0

I'm using google cloud datalab for my ML project. One of my data is in the bigquery table that has millions of records (text data) with many columns. I created a pandas dataframe from the bigquery table, converted it to a dask dataframe (with 5 partitions) and performed data wrangling.

Now I have this dask dataframe that I want to store it in bigquery or convert it into parquet files and store them in my gcp storage. It would be great to hear options from the community. Thanks.

  • 2
    could you elaborate where you are stuck now? As I understood your question you got a big df and want to store it in cloud or files etc., I think it falls under opinion based question. – Mohamed Thasin ah Feb 14 '19 at 10:12
  • Yes you are right. it is a big (dask) df and I want to store it in google cloud storage. I'm new to asking questions in this community, so i'm not sure about opinion based question. – Eswara Babu Feb 14 '19 at 10:52
  • Stack overflow is for developers who gets stuck in any programming language. Here we are help to solve or guide where you faced programming issues. In your problem if you tried to upload your file to cloud and you got stuck at some stage then you can raise the question by explaining your problem, what have you tried, where you get stuck etc., before raising a question read this link https://stackoverflow.com/help/how-to-ask. it will be helpful to you, have a good day :) – Mohamed Thasin ah Feb 14 '19 at 11:01

1 Answers1

0

As the comments mention, this is too much of a "how do I..." question.

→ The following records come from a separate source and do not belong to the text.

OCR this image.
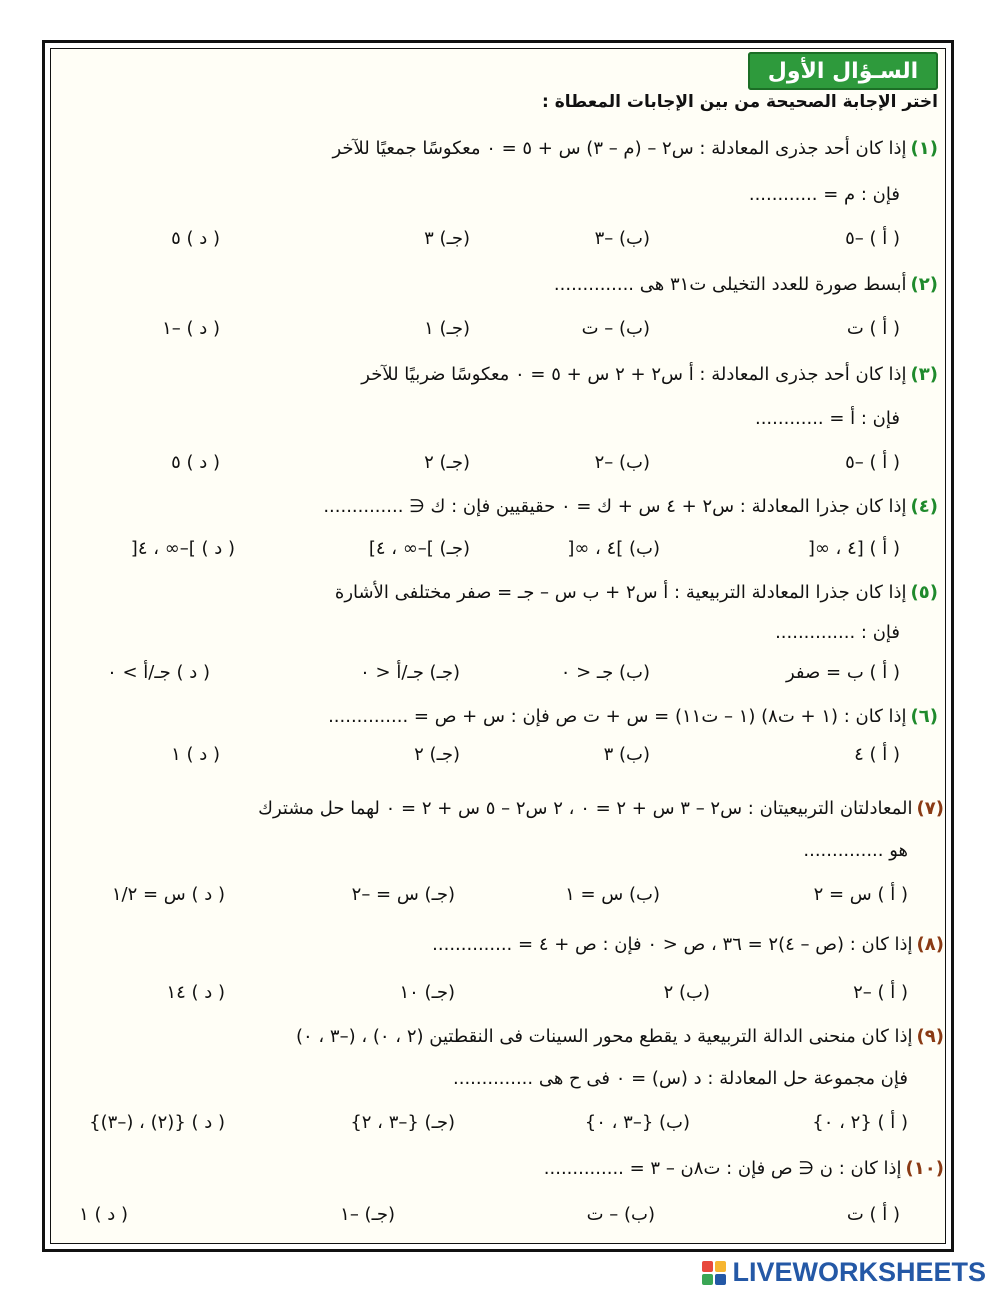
السـؤال الأول
اختر الإجابة الصحيحة من بين الإجابات المعطاة :
(١)إذا كان أحد جذرى المعادلة : س٢ – (م – ٣) س + ٥ = ٠ معكوسًا جمعيًا للآخر
فإن : م = ............
( أ ) –٥
(ب) –٣
(جـ) ٣
( د ) ٥
(٢)أبسط صورة للعدد التخيلى ت٣١ هى ..............
( أ ) ت
(ب) – ت
(جـ) ١
( د ) –١
(٣)إذا كان أحد جذرى المعادلة : أ س٢ + ٢ س + ٥ = ٠ معكوسًا ضربيًا للآخر
فإن : أ = ............
( أ ) –٥
(ب) –٢
(جـ) ٢
( د ) ٥
(٤)إذا كان جذرا المعادلة : س٢ + ٤ س + ك = ٠ حقيقيين فإن : ك ∈ ..............
( أ ) [٤ ، ∞[
(ب) ]٤ ، ∞[
(جـ) ]–∞ ، ٤]
( د ) ]–∞ ، ٤[
(٥)إذا كان جذرا المعادلة التربيعية : أ س٢ + ب س – جـ = صفر مختلفى الأشارة
فإن : ..............
( أ ) ب = صفر
(ب) جـ < ٠
(جـ) جـ/أ < ٠
( د ) جـ/أ > ٠
(٦)إذا كان : (١ + ت٨) (١ – ت١١) = س + ت ص فإن : س + ص = ..............
( أ ) ٤
(ب) ٣
(جـ) ٢
( د ) ١
(٧)المعادلتان التربيعيتان : س٢ – ٣ س + ٢ = ٠ ، ٢ س٢ – ٥ س + ٢ = ٠ لهما حل مشترك
هو ..............
( أ ) س = ٢
(ب) س = ١
(جـ) س = –٢
( د ) س = ١/٢
(٨)إذا كان : (ص – ٤)٢ = ٣٦ ، ص < ٠ فإن : ص + ٤ = ..............
( أ ) –٢
(ب) ٢
(جـ) ١٠
( د ) ١٤
(٩)إذا كان منحنى الدالة التربيعية د يقطع محور السينات فى النقطتين (٢ ، ٠) ، (–٣ ، ٠)
فإن مجموعة حل المعادلة : د (س) = ٠ فى ح هى ..............
( أ ) {٢ ، ٠}
(ب) {–٣ ، ٠}
(جـ) {–٣ ، ٢}
( د ) {(٢) ، (–٣)}
(١٠)إذا كان : ن ∈ ص فإن : ت٨ن – ٣ = ..............
( أ ) ت
(ب) – ت
(جـ) –١
( د ) ١
LIVEWORKSHEETS
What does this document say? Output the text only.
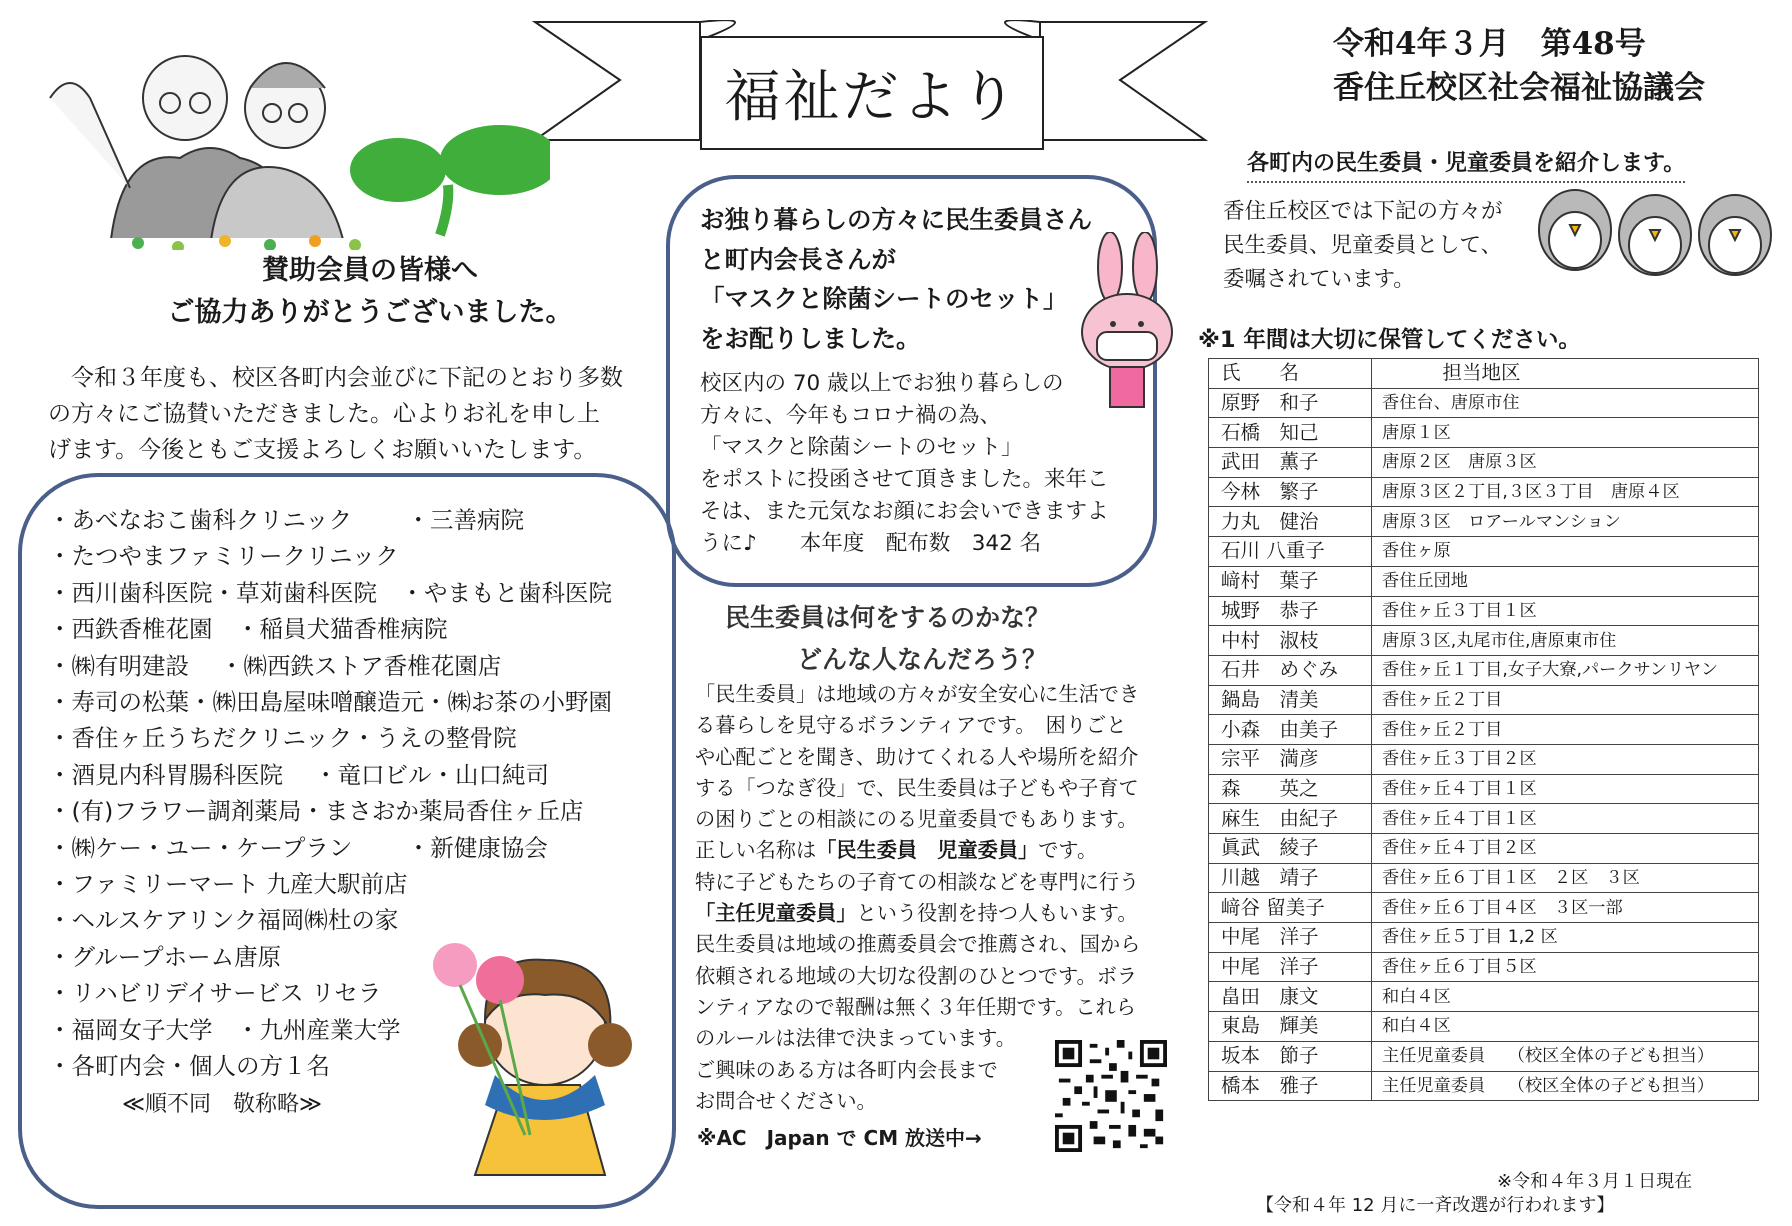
福祉だより
令和4年３月　第48号
香住丘校区社会福祉協議会
賛助会員の皆様へ
ご協力ありがとうございました。
　令和３年度も、校区各町内会並びに下記のとおり多数
の方々にご協賛いただきました。心よりお礼を申し上
げます。今後ともご支援よろしくお願いいたします。
・あべなおこ歯科クリニック　　 ・三善病院
・たつやまファミリークリニック
・西川歯科医院・草苅歯科医院　・やまもと歯科医院
・西鉄香椎花園　・稲員犬猫香椎病院
・㈱有明建設　 ・㈱西鉄ストア香椎花園店
・寿司の松葉・㈱田島屋味噌醸造元・㈱お茶の小野園
・香住ヶ丘うちだクリニック・うえの整骨院
・酒見内科胃腸科医院　 ・竜口ビル・山口純司
・(有)フラワー調剤薬局・まさおか薬局香住ヶ丘店
・㈱ケー・ユー・ケープラン　　 ・新健康協会
・ファミリーマート 九産大駅前店
・ヘルスケアリンク福岡㈱杜の家
・グループホーム唐原
・リハビリデイサービス リセラ
・福岡女子大学　・九州産業大学
・各町内会・個人の方１名
≪順不同　敬称略≫
お独り暮らしの方々に民生委員さん
と町内会長さんが
「マスクと除菌シートのセット」
をお配りしました。
校区内の 70 歳以上でお独り暮らしの
方々に、今年もコロナ禍の為、
「マスクと除菌シートのセット」
をポストに投函させて頂きました。来年こ
そは、また元気なお顔にお会いできますよ
うに♪　　本年度　配布数　342 名
民生委員は何をするのかな？
どんな人なんだろう？
「民生委員」は地域の方々が安全安心に生活でき
る暮らしを見守るボランティアです。　困りごと
や心配ごとを聞き、助けてくれる人や場所を紹介
する「つなぎ役」で、民生委員は子どもや子育て
の困りごとの相談にのる児童委員でもあります。
正しい名称は「民生委員　児童委員」です。
特に子どもたちの子育ての相談などを専門に行う
「主任児童委員」という役割を持つ人もいます。
民生委員は地域の推薦委員会で推薦され、国から
依頼される地域の大切な役割のひとつです。ボラ
ンティアなので報酬は無く３年任期です。これら
のルールは法律で決まっています。
ご興味のある方は各町内会長まで
お問合せください。
※AC　Japan で CM 放送中→
各町内の民生委員・児童委員を紹介します。
香住丘校区では下記の方々が
民生委員、児童委員として、
委嘱されています。
※1 年間は大切に保管してください。
氏　　名	　　　担当地区
原野　和子	香住台、唐原市住
石橋　知己	唐原１区
武田　薫子	唐原２区　唐原３区
今林　繁子	唐原３区２丁目,３区３丁目　唐原４区
力丸　健治	唐原３区　ロアールマンション
石川 八重子	香住ヶ原
﨑村　葉子	香住丘団地
城野　恭子	香住ヶ丘３丁目１区
中村　淑枝	唐原３区,丸尾市住,唐原東市住
石井　めぐみ	香住ヶ丘１丁目,女子大寮,パークサンリヤン
鍋島　清美	香住ヶ丘２丁目
小森　由美子	香住ヶ丘２丁目
宗平　満彦	香住ヶ丘３丁目２区
森　　英之	香住ヶ丘４丁目１区
麻生　由紀子	香住ヶ丘４丁目１区
眞武　綾子	香住ヶ丘４丁目２区
川越　靖子	香住ヶ丘６丁目１区　２区　３区
﨑谷 留美子	香住ヶ丘６丁目４区　３区一部
中尾　洋子	香住ヶ丘５丁目 1,2 区
中尾　洋子	香住ヶ丘６丁目５区
畠田　康文	和白４区
東島　輝美	和白４区
坂本　節子	主任児童委員　 （校区全体の子ども担当）
橋本　雅子	主任児童委員　 （校区全体の子ども担当）
※令和４年３月１日現在
【令和４年 12 月に一斉改選が行われます】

However, the simple answer is

df.to_parquet('gcs://mybucket/mypath/output.parquet')

You will need one of the parquet backends installed (fastparquet or pyarrow) and gcsfs. Additional parameters for gcsfs may be required to get the right permissions, using the keyword storage_options={...}, see the gcsfs docs.

General information: http://docs.dask.org/en/latest/remote-data-services.html

mdurant
  • 27,272
  • 5
  • 45
  • 74